A future for the Palast?
The discussion about demolition or reuse has divided a city and its politicians. While the Berlin Senator for Culture, Thomas Flierl, son of the prominent East German architect Bruno Flierl, argued for its retention, the East German Social Democrat and Vice President of German parliament Wolfgang Thierse wanted to see the building demolished. And so did many Germans, in East and West, who think that with the end of state Socialism its traces must disappear too. But there were also countless voices that argued for the Palast to stay. The spaces within its large envelope could easily be converted, be it for much needed library space for the close-by Humboldt University or for cultural uses. A great number of artists have ‘re-used’ the building in the past four years or so, with installations and projects including the flooding of the building and boat tours.
But instead of developing a new building programme for the Palast, a new block on the footprint of the Schloss is to be rebuilt, featuring the lost historic facades. This was decided by parliament in 2002. But will a new building happen? Berlin is bankrupt, and the twelve million Euros that the Palast’s demolition will cost, plus the costs for the asbestos removal, have already proved expensive.

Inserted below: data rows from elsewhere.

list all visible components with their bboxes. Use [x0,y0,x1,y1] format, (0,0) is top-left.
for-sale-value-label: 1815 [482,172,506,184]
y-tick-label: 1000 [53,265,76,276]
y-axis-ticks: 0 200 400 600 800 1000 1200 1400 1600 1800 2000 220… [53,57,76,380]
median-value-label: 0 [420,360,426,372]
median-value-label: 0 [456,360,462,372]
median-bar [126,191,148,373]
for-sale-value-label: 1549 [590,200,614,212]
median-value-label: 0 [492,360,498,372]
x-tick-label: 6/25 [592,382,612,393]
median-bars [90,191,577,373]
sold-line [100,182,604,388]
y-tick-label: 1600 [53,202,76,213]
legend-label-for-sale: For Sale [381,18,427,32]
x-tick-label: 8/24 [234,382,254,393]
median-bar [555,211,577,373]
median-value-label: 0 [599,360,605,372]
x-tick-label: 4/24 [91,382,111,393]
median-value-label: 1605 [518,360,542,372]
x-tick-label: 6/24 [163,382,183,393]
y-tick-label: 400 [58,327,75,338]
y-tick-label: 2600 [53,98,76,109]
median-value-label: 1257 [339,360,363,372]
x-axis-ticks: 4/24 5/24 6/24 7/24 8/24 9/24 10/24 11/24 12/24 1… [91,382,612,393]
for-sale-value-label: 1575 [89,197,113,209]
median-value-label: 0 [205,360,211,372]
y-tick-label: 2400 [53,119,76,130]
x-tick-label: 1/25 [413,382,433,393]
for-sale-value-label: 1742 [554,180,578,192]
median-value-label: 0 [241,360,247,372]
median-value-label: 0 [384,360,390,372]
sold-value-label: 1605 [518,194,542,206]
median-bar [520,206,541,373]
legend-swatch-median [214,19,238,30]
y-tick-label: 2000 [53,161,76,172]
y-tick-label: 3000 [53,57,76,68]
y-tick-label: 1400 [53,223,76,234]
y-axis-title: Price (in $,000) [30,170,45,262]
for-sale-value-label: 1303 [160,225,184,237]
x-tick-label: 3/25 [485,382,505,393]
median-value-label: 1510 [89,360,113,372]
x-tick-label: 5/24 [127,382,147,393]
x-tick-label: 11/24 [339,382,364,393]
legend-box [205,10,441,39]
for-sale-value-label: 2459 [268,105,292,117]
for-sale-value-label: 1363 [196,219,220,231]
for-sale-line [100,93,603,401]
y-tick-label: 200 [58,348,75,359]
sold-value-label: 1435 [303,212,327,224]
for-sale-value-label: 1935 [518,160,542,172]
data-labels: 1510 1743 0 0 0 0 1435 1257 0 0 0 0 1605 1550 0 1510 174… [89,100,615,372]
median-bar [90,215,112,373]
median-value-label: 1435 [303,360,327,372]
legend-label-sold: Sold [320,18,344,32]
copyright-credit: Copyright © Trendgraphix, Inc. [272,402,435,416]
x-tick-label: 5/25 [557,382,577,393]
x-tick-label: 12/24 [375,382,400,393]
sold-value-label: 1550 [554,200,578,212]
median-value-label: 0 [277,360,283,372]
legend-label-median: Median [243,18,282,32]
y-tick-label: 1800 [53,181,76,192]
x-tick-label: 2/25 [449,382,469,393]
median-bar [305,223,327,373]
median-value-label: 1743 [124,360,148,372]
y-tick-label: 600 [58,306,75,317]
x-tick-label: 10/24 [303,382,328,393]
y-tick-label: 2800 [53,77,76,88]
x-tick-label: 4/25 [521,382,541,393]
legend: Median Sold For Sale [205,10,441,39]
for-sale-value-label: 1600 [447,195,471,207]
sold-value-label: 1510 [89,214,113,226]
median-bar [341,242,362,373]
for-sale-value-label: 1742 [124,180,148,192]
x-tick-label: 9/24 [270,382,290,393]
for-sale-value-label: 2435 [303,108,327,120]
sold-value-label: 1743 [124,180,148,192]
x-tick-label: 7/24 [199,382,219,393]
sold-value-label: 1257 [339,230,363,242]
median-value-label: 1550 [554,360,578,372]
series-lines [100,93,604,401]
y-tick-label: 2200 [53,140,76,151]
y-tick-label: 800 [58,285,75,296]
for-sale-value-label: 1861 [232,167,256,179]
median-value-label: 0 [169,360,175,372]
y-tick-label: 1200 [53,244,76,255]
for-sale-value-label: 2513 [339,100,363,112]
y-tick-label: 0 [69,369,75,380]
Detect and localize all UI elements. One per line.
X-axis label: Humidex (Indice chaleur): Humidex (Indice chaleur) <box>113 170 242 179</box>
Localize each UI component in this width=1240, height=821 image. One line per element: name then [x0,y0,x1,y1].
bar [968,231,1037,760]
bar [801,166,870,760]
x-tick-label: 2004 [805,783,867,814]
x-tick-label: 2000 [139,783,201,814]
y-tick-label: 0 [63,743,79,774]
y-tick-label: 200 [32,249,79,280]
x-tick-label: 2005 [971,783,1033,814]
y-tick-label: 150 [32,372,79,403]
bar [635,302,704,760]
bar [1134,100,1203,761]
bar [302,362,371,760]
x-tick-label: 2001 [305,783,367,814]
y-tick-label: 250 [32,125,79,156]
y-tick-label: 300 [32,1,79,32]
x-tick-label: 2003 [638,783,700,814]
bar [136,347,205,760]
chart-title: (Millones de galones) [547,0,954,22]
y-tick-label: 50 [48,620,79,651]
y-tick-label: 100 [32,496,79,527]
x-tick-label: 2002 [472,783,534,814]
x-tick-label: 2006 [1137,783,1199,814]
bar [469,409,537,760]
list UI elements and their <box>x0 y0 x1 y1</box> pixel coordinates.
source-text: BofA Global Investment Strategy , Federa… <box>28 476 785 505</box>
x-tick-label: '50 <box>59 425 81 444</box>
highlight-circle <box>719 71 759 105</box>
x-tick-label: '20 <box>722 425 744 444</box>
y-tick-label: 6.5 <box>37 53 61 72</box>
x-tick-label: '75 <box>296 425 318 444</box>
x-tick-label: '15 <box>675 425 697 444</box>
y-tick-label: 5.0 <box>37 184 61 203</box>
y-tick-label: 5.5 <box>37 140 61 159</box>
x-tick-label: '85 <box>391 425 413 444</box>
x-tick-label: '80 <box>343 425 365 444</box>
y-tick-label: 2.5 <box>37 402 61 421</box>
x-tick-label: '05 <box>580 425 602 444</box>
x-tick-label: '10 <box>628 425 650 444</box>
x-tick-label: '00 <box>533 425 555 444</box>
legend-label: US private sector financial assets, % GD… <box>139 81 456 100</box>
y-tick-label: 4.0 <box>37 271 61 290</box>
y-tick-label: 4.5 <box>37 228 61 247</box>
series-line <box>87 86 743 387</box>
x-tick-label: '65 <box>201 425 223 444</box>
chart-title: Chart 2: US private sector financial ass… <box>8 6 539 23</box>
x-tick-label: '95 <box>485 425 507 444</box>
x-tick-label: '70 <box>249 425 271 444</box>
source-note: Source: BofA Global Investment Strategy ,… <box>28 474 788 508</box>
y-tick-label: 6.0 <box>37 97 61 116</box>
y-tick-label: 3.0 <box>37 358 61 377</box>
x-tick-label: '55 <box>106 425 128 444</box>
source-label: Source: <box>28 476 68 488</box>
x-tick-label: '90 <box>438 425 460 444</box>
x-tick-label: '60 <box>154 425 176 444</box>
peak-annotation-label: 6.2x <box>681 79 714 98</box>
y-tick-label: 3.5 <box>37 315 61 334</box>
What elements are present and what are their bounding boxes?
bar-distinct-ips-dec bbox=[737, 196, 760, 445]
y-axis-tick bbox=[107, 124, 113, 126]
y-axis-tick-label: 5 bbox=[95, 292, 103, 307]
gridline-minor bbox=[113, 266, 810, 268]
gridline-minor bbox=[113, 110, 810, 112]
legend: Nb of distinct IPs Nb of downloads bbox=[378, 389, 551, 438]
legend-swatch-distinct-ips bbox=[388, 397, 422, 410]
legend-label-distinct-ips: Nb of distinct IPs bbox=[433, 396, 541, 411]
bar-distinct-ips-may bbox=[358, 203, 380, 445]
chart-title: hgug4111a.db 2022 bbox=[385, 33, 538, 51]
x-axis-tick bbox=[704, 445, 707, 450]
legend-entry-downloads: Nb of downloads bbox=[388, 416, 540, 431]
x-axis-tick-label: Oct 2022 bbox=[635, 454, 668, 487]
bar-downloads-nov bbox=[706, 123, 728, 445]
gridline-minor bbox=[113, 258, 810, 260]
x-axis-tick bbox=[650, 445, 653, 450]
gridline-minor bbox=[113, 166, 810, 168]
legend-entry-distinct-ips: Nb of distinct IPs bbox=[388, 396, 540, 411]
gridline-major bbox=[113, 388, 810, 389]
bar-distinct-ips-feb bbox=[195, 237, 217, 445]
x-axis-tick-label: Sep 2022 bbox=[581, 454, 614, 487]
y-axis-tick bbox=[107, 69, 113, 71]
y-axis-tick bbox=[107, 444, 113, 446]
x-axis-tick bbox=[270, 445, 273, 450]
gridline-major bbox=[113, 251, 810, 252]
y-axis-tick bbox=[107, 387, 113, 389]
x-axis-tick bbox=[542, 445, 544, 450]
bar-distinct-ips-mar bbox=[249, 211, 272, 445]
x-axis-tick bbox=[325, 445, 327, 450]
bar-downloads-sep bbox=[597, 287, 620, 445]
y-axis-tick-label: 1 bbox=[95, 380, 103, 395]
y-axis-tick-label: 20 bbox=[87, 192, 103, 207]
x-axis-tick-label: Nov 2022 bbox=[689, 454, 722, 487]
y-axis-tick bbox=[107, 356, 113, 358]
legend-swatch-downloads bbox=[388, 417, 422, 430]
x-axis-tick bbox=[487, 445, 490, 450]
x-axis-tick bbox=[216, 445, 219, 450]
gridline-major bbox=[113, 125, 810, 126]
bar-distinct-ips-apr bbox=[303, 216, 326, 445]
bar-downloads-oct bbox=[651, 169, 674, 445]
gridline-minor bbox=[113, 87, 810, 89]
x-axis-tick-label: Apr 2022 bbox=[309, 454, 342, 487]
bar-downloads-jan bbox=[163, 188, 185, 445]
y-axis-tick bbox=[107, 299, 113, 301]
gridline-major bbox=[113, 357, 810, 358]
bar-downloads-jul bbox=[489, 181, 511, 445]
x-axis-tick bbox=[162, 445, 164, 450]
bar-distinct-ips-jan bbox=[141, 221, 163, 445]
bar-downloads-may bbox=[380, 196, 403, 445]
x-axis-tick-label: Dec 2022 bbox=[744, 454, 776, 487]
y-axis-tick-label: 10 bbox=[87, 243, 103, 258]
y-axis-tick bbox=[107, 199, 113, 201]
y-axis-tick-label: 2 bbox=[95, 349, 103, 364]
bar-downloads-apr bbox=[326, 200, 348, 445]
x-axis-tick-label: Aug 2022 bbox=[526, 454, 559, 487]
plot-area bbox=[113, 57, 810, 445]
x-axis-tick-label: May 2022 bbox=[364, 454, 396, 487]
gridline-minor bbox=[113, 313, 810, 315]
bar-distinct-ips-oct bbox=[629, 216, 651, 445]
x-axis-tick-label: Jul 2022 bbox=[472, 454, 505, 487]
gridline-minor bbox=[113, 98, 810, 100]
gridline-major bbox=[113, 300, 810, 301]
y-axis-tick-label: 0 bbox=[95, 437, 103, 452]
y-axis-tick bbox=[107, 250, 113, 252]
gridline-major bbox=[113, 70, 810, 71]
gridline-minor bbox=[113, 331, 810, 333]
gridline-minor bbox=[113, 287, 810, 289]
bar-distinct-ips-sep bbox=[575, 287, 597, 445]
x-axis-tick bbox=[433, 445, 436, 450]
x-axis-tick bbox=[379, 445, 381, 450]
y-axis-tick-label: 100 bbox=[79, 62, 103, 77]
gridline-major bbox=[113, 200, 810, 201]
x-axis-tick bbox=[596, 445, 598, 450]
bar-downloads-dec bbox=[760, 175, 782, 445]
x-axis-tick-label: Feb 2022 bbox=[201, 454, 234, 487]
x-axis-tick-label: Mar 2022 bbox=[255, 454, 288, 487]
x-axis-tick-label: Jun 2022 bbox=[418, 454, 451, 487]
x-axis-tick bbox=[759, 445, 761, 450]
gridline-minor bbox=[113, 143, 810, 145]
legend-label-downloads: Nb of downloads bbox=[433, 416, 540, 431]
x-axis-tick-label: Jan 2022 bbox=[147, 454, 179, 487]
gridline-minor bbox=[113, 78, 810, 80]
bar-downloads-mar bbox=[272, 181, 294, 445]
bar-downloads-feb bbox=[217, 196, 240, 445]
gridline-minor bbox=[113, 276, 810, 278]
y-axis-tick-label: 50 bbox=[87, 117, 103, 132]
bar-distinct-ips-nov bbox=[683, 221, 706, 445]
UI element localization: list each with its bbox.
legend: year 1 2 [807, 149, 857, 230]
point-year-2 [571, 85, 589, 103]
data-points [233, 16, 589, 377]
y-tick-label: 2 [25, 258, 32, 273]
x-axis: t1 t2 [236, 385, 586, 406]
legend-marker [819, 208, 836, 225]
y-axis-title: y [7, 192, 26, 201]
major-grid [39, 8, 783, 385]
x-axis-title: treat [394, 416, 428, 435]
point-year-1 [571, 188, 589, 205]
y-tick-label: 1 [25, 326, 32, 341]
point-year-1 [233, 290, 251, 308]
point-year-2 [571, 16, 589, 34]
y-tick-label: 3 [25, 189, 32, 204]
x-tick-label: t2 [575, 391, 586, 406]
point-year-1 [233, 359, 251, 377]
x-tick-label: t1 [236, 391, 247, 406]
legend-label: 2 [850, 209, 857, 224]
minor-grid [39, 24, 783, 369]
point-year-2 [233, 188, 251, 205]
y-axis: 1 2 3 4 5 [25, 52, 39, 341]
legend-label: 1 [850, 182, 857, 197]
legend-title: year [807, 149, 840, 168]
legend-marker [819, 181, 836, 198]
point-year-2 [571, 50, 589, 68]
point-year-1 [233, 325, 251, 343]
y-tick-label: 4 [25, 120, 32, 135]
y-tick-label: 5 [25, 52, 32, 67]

So will Berlin end up with the largest wasteland in the centre of a European capital: an open space even wider than the former socialist square that was designed for state-controlled demonstrations? This would be a very ironic twist of history indeed.
While the Palast is disappearing, its architectural neighbours that enclosed the Schlossplatz have experienced very different fates. The Ministry of Foreign Affairs of 1966 was demolished in 1995 to make way for a still unrealised rebuilding of Schinkel’s 1836 Bauakademie, while the Staatsratsgebäude, a government building of 1964, has been listed and is now used as a private business school, complete with its original Socialist-Realist stained glass depicting the working classes. Meanwhile, samples of the Palast’s interior are dutifully being stored by Berlin’s conservation department; to be included in a future Schloss building that may, or may not, happen.